As the death toll from a wildfire that razed a historic Maui town reached 93, authorities on Saturday said that the effort to find and identify the dead was still in its early stages.
It is already the deadliest US wildfire in more than a century.
Crews with cadaver dogs have covered just 3 percent of the search area, Maui Police Chief John Pelletier said.
Photo: AFP
“We’ve got an area that we have to contain that is at least 5 square miles [13km2] and it is full of our loved ones,” he said, adding that the death toll is likely to grow and “none of us really know the size of it yet.”
He spoke as federal emergency workers picked through the ashen moonscape left by the fire that razed the centuries-old town of Lahaina. Teams marked the ruins of homes with a bright orange “X” to record an initial search, and “HR” when they found human remains.
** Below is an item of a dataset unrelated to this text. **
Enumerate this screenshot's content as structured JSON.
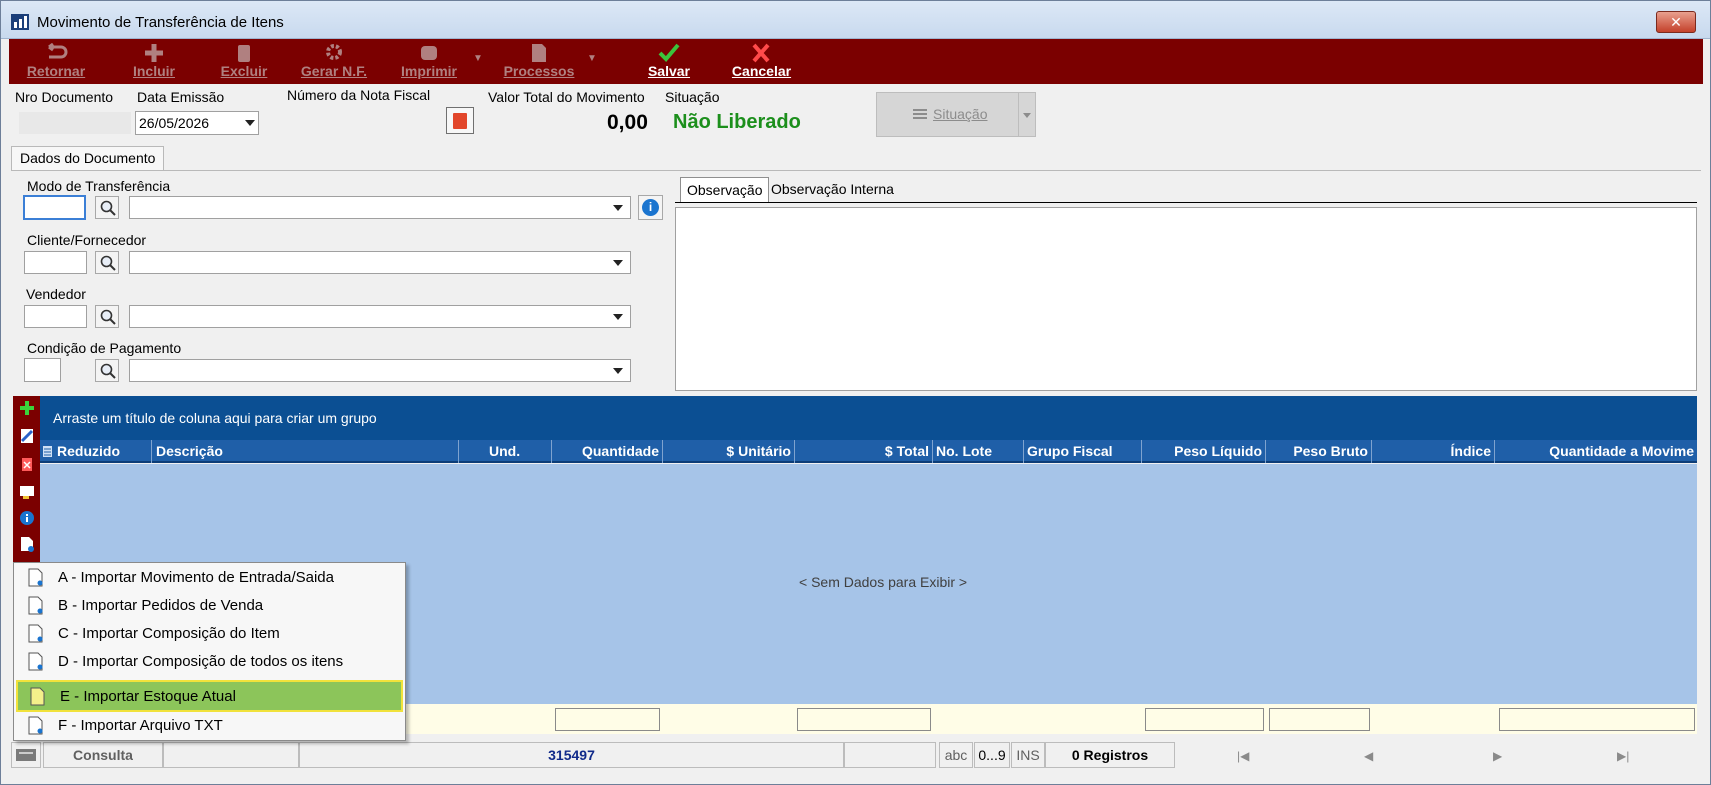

Pelletier said that identifying the dead is extremely challenging because “we pick up the remains and they fall apart... When we find our family and our friends, the remains that we’re finding is through a fire that melted metal.”
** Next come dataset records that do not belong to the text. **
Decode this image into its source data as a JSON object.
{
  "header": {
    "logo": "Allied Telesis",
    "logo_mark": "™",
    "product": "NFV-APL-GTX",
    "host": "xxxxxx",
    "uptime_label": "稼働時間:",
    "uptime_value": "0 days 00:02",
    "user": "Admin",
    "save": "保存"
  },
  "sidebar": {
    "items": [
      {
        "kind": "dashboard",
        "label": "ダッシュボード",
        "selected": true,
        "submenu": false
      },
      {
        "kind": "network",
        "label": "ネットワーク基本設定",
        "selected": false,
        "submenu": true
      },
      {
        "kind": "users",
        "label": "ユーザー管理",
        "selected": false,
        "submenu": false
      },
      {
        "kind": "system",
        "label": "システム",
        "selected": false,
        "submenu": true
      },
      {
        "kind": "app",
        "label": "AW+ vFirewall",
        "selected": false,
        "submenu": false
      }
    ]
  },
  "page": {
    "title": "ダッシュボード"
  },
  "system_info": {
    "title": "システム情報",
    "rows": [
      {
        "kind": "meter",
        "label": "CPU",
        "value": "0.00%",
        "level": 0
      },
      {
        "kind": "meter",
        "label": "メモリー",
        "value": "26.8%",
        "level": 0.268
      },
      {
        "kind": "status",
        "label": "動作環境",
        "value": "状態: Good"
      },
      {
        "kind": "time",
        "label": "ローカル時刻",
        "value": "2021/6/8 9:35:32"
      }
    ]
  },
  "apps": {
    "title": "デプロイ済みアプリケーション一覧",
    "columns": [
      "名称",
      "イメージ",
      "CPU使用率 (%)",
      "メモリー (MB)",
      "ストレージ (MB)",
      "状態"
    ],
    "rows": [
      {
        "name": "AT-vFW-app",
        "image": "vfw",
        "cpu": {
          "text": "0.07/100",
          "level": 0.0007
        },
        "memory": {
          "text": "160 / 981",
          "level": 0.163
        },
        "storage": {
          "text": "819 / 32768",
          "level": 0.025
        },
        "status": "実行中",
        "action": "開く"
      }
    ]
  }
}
Two people have been identified so far, he said.
Dogs worked the rubble, and their occasional bark — used to alert their handlers to a possible corpse — echoed over the hot and colorless landscape.
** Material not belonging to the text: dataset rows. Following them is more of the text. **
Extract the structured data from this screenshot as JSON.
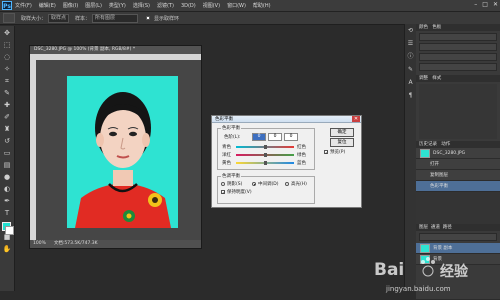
{
  "app": {
    "logo": "Ps"
  },
  "menu": [
    "文件(F)",
    "编辑(E)",
    "图像(I)",
    "图层(L)",
    "类型(Y)",
    "选择(S)",
    "滤镜(T)",
    "3D(D)",
    "视图(V)",
    "窗口(W)",
    "帮助(H)"
  ],
  "window_controls": [
    "–",
    "□",
    "✕"
  ],
  "options_bar": {
    "sample_size_label": "取样大小：",
    "sample_size_value": "取样点",
    "sample_label": "样本：",
    "sample_value": "所有图层",
    "show_ring_label": "显示取样环"
  },
  "document": {
    "tab_title": "DSC_3280.JPG @ 100% (背景 副本, RGB/8#) *",
    "zoom": "100%",
    "doc_info": "文档:573.5K/747.3K"
  },
  "dialog": {
    "title": "色彩平衡",
    "close": "✕",
    "group_balance": "色彩平衡",
    "levels_label": "色阶(L):",
    "levels": [
      "0",
      "0",
      "0"
    ],
    "sliders": [
      {
        "left": "青色",
        "right": "红色",
        "value": 0
      },
      {
        "left": "洋红",
        "right": "绿色",
        "value": 0
      },
      {
        "left": "黄色",
        "right": "蓝色",
        "value": 0
      }
    ],
    "group_tone": "色调平衡",
    "tones": [
      {
        "label": "阴影(S)",
        "checked": false
      },
      {
        "label": "中间调(D)",
        "checked": true
      },
      {
        "label": "高光(H)",
        "checked": false
      }
    ],
    "preserve_luminosity": "保持明度(V)",
    "ok": "确定",
    "cancel": "复位",
    "preview": "预览(P)"
  },
  "panels": {
    "color_tabs": [
      "颜色",
      "色板"
    ],
    "adjust_tabs": [
      "调整",
      "样式"
    ],
    "layer_tabs": [
      "图层",
      "通道",
      "路径"
    ],
    "history_tabs": [
      "历史记录",
      "动作"
    ],
    "history_file": "DSC_3280.JPG",
    "history_items": [
      "打开",
      "复制图层",
      "色彩平衡"
    ],
    "layers": [
      {
        "name": "背景 副本",
        "selected": true
      },
      {
        "name": "背景",
        "selected": false
      }
    ]
  },
  "watermark": {
    "brand": "Bai",
    "brand2": "经验",
    "url": "jingyan.baidu.com"
  },
  "colors": {
    "foreground": "#20e0d0",
    "background": "#ffffff",
    "photo_bg": "#2ee3d2",
    "shirt": "#e12b23"
  }
}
“It will certainly be the worst natural disaster that Hawaii ever faced,” Hawaiian Governor Josh Green said as he toured the devastation on historic Front Street. “We can only wait and support those who are living. Our focus now is to reunite people when we can and get them housing and get them health care, and then turn to rebuilding.”
At least 2,200 buildings were damaged or destroyed in West Maui, Green said, of which 86 percent were residential.
Across the island, the damage was estimated at close to US$6 billion, he said.
It would take “an incredible amount of time” to recover, he added.
At least two other fires have been burning on Maui, with no fatalities reported thus far: in south Maui’s Kihei area and in the mountainous, inland communities known as Upcountry.
A fourth broke out on Friday evening in Kaanapali, a coastal community north of Lahaina, but crews were able to extinguish it, authorities said.
Emergency managers in Maui were searching for places to house people displaced from their homes. As many as 4,500 people are in need of shelter, county officials wrote on Facebook early on Saturday, citing figures from the US Federal Emergency Management Agency and the Pacific Disaster Center.
Pelletier encouraged those with missing family members to go to the family assistance center.
“We need you to do the DNA test. We need to identify your loved ones,” he said.